Hinzukommt, dass Verstöße gegen datenschutzrechtliche Bestimmungen mit hohen Geldbußen geahndet werden können und vorsätzliche Handlungen gegen Entgelt oder in Bereicherungs- oder Schädigungsabsicht sogar mit Freiheitsstrafe bedroht sind. Außerdem ist laut der Pressemitteilung nicht zu verkennen, dass der Unfallgeschädigte durch die Regelung des § 142 StGB in eine besondere Stellung rückt, nämlich dass seine Beweisinteressen besonders gewichtet werden. Unfallbeteiligte sind eh dazu angehalten, persönliche Angaben wie den Namen und die Anschrift, zu machen. Es wäre insofern widersinnig, einen datenrechtlichen Verstoß anzunehmen, wenn sowieso die Angaben zu erbringen sind.

Fazit:

Der Bundesgerichtshof hat somit eine Entscheidung getroffen, die dem Geschädigten das Erbringen eines Beweises um ein Vielfaches erleichtert. Denn aufgrund der schwierigen Beweissituation wurde in den vergangenen Entscheidungen in der Regel die eigene Betriebsgefahr angerechnet, sodass ein Teil des Schadens selbst zu erstatten war. 
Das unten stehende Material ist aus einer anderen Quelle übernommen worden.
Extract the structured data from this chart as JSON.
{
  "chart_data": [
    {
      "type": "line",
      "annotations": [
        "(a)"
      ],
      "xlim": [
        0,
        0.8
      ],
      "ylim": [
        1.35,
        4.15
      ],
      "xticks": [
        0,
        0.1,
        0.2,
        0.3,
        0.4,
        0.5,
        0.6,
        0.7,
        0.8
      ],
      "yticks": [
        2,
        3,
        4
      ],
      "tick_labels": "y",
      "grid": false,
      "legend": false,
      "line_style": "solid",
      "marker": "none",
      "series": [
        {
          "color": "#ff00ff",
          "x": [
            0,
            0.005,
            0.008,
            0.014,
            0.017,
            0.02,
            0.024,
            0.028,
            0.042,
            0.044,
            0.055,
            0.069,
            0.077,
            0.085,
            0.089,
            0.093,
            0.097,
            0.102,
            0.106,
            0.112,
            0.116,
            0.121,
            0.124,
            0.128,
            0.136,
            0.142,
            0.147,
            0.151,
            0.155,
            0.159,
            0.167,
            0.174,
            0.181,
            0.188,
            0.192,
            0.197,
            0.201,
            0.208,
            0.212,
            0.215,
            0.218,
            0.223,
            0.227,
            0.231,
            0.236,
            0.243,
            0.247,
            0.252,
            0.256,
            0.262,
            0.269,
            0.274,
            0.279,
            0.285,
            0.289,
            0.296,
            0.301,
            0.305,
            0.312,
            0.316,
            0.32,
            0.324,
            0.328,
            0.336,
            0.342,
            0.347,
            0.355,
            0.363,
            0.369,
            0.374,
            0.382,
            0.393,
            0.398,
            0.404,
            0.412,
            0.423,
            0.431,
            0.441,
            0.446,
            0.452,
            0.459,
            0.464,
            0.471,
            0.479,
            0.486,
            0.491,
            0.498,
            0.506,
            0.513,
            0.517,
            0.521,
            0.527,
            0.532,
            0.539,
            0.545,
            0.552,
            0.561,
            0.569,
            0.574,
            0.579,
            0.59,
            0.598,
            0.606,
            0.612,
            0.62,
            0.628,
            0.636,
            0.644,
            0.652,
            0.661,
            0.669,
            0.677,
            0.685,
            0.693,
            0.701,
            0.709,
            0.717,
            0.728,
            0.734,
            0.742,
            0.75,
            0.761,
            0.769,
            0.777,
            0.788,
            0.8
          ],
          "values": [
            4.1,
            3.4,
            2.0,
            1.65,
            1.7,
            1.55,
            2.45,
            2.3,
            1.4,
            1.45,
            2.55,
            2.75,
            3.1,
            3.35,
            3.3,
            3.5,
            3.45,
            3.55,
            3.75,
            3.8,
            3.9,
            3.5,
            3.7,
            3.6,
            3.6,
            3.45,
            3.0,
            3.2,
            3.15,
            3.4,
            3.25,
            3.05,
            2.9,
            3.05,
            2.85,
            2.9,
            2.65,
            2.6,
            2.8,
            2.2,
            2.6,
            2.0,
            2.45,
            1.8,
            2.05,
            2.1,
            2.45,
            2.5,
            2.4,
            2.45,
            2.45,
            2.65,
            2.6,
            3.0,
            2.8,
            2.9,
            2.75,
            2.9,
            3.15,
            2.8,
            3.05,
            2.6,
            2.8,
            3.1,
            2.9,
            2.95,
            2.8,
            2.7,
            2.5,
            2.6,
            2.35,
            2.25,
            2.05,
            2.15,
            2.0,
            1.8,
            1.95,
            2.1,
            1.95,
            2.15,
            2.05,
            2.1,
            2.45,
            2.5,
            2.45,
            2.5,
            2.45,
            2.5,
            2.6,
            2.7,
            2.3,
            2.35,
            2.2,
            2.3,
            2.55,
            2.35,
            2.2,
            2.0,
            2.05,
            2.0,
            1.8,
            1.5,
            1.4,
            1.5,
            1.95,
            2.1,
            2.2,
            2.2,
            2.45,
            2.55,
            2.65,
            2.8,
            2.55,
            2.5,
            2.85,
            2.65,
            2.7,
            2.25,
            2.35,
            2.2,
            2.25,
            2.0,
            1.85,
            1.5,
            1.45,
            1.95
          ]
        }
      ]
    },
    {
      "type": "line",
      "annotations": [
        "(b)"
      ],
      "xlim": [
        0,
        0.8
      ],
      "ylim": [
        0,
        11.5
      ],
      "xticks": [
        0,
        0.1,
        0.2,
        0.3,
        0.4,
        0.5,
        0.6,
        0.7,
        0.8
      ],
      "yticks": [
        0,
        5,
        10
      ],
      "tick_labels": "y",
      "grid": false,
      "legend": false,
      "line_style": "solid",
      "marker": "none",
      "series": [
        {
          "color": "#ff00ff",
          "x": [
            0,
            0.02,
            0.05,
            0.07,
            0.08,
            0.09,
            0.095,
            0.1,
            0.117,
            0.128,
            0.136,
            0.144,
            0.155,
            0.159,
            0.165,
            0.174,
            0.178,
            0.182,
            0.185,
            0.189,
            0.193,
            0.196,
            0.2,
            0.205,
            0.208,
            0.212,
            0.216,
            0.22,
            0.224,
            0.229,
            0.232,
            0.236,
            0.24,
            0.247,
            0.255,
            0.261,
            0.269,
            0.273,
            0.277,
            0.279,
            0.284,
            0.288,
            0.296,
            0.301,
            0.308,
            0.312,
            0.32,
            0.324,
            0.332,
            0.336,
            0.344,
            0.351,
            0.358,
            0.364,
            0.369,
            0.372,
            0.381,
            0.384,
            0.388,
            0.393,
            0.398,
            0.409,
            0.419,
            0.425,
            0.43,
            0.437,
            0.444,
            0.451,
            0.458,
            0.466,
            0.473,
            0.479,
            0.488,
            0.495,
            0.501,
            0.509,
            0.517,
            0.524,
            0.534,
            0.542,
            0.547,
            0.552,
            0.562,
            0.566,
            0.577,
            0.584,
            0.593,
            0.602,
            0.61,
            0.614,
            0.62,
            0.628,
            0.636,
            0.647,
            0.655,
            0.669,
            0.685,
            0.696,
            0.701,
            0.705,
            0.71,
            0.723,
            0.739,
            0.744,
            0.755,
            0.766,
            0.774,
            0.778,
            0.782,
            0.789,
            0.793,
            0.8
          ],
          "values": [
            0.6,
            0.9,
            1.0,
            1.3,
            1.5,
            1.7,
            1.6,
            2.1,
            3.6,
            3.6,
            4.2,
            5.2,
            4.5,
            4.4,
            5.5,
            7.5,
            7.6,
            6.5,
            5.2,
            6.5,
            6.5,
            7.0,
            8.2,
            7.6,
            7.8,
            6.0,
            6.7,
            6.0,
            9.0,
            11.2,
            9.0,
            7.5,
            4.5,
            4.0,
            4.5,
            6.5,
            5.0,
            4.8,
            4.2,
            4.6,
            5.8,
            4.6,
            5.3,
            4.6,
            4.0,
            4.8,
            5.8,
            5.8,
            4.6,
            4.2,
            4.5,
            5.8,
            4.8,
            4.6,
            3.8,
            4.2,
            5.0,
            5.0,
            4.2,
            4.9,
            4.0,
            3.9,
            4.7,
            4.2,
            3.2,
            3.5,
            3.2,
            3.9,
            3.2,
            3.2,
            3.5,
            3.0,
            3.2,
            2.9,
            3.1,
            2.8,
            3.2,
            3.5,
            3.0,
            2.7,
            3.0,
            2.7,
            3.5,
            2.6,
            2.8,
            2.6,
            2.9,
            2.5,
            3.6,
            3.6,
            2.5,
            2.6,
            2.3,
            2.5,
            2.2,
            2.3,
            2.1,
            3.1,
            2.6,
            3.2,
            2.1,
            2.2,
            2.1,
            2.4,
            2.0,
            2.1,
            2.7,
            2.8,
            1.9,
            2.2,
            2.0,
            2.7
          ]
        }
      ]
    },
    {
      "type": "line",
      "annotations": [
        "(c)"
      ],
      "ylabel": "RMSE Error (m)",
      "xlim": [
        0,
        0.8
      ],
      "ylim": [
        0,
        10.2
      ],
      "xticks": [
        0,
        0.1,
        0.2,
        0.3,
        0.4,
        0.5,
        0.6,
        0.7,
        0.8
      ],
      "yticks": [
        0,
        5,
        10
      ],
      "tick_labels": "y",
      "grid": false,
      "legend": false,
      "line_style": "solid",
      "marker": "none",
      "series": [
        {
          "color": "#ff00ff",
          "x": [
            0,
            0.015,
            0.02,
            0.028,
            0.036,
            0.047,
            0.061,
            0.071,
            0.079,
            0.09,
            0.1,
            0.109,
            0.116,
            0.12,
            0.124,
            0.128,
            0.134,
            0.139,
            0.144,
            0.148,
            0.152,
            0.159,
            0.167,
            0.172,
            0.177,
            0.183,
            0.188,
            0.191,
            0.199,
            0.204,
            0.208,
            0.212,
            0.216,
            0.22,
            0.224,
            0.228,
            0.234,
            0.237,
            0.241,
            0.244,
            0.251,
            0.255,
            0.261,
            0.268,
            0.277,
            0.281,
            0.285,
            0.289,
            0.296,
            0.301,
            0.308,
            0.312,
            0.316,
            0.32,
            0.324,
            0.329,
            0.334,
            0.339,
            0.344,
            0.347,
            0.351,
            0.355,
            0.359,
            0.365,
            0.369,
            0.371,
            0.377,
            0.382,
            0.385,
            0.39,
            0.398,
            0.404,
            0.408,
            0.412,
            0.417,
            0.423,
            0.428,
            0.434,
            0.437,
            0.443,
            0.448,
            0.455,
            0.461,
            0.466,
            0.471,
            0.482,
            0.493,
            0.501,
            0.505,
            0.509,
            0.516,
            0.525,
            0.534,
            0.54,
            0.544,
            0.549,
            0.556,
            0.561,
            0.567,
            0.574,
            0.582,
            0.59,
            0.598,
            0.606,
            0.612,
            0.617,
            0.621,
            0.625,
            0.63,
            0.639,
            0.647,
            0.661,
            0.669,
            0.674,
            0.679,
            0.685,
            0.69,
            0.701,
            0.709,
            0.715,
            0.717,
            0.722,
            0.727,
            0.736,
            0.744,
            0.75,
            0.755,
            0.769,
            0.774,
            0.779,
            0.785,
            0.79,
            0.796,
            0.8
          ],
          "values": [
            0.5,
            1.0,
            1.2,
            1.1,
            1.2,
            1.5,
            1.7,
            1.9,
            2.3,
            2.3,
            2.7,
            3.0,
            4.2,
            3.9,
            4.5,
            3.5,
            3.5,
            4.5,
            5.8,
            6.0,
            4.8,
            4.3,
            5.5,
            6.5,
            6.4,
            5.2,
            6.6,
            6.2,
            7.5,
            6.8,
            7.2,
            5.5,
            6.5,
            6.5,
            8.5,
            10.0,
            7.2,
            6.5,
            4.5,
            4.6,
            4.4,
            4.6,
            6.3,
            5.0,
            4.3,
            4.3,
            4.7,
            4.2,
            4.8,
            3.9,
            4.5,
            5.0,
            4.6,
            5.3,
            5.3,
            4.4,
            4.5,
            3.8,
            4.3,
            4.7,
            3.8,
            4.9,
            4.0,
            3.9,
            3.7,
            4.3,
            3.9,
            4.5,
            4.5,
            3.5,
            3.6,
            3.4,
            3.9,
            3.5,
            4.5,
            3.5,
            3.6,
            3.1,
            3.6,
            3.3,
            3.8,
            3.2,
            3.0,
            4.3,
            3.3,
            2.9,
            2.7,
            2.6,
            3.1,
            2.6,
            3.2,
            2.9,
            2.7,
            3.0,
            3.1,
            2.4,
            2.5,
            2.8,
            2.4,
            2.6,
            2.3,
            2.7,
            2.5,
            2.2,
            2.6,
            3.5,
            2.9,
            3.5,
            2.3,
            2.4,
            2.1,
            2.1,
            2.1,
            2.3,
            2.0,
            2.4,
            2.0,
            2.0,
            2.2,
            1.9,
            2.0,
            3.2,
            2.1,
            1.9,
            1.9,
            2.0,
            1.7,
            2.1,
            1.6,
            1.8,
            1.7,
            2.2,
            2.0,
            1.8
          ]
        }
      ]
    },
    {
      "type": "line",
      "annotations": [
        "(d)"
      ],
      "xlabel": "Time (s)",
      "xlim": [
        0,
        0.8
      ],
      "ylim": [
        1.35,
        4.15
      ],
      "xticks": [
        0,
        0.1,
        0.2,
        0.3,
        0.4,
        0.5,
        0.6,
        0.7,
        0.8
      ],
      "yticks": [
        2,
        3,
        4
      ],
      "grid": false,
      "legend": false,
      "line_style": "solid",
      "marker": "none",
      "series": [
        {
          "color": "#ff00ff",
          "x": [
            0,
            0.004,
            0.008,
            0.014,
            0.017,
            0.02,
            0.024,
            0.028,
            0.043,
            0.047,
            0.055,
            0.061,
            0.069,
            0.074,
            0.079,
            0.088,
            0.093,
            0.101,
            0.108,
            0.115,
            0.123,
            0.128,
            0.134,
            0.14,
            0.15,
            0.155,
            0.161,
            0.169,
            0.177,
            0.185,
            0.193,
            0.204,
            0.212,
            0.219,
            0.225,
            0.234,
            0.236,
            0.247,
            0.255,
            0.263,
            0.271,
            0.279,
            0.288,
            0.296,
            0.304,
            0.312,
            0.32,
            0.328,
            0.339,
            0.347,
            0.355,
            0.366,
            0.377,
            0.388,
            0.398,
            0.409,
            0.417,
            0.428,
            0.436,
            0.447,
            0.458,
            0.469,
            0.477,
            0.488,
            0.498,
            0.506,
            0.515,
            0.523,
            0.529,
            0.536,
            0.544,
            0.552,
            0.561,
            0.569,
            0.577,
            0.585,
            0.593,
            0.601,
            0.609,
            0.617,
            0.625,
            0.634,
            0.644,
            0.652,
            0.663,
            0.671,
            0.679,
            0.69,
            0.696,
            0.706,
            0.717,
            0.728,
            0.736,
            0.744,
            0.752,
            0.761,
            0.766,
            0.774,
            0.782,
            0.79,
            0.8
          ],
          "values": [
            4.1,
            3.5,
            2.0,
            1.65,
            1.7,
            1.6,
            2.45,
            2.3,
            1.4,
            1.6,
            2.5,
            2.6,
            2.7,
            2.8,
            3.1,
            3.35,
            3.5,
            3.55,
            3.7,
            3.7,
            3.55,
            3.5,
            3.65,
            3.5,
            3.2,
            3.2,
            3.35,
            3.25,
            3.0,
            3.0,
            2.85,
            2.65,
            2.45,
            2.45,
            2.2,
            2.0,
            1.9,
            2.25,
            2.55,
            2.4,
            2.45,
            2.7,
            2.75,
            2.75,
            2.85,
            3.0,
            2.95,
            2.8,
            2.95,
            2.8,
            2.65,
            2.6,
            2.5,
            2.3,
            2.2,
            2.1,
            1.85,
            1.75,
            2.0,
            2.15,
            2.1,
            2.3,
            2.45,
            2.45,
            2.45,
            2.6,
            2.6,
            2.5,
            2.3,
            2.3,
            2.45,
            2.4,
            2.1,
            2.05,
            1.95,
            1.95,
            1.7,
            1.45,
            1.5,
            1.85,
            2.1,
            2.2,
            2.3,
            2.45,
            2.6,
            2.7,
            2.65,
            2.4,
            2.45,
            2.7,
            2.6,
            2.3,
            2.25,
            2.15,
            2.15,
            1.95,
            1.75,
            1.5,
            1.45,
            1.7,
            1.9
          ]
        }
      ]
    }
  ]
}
Eine Verwertbarkeit ist allerdings an die geschilderten Voraussetzungen geknüpft. Es ist stets der Einzelfall zu betrachten, in dem die gegenseitigen Interessen sorgfältig abzuwiegen sind. Die Interessenabwägung ist das Herzstück der juristischen Überprüfung des vorliegenden Falles.

Um in den Vorteil der Verwertbarkeit der Aufzeichnung zu erlangen, muss der Dashcam-Verwender dringend darauf achten, die Aufzeichnung tatsächlich nur anlassbezogen und kurz anzufertigen. Es darf nur das Unfallgeschehen gespeichert sein. Sollen permanente Aufnahmen als Beweismittel dienen, kommen datenschutzrechtliche Strafen in Betracht, die jedoch nicht zwingend zur Unverwertbarkeit führen. 

Die vorgenannten Darstellungen ergeben sich aus der Pressemitteilung des Bundesgerichtshofs Nr. 088/2018 vom 15.05.2018.